A Comissão de Constituição e Justiça e de Cidadania (CCJ) da Câmara dos Deputados aprovou, em caráter conclusivo, o Projeto de Lei 850/23, que modifica o Estatuto da Advocacia para estabelecer que os honorários advocatícios possuem natureza alimentar, similar aos salários.
Isso implica que esses valores são considerados essenciais para a subsistência do advogado e, por essa razão, não podem ser penhorados para quitação de dívidas, devendo ter prioridade no pagamento, inclusive em situações de falência ou recuperação judicial.
A proposta será enviada para sanção presidencial, salvo se houver recurso para votação no Plenário da Câmara.
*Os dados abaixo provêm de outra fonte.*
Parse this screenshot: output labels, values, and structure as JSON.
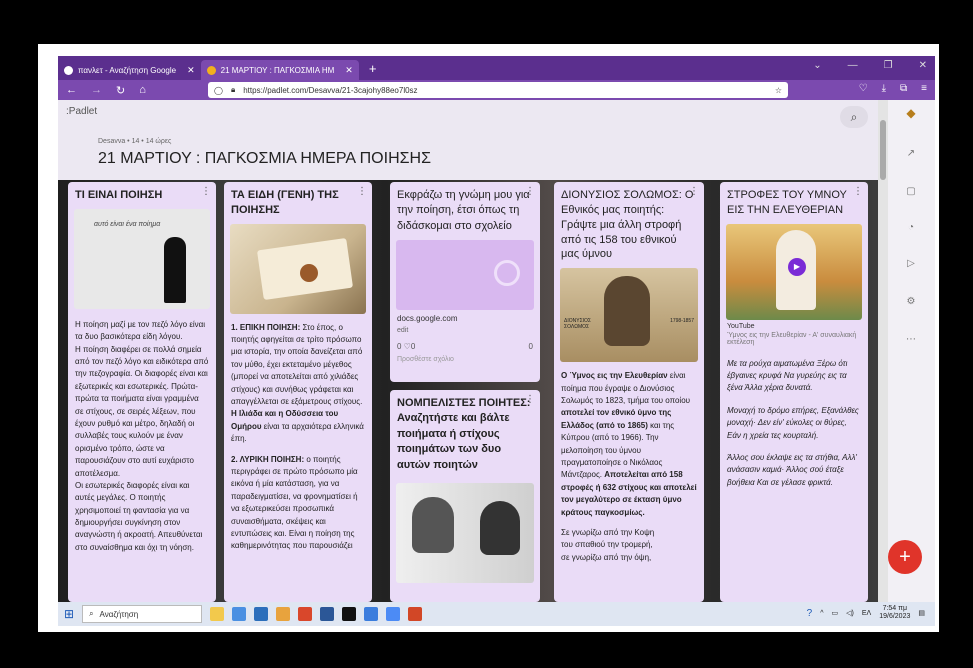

Os parlamentares adotaram o parecer da relatora, deputada Maria Arraes (PSB-PE), que indicou a aprovação do projeto, rejeitando a proposta principal (PL 8595/17) e outras relacionadas.
De acordo com a relatora, o PL 850/23 apresenta melhor fundamentação jurídica para assegurar a proteção legal necessária aos honorários advocatícios.
“O reconhecimento da natureza alimentar dos honorários e a garantia de sua prioridade fortalecem o papel institucional da advocacia, função essencial para a Justiça”, destacou Maria Arraes.
O projeto, de autoria do senador Carlos Portinho (PL-RJ), acompanha o entendimento do Supremo Tribunal Federal (STF) e do Superior Tribunal de Justiça (STJ), que já qualificam os honorários advocatícios como verba de natureza alimentar.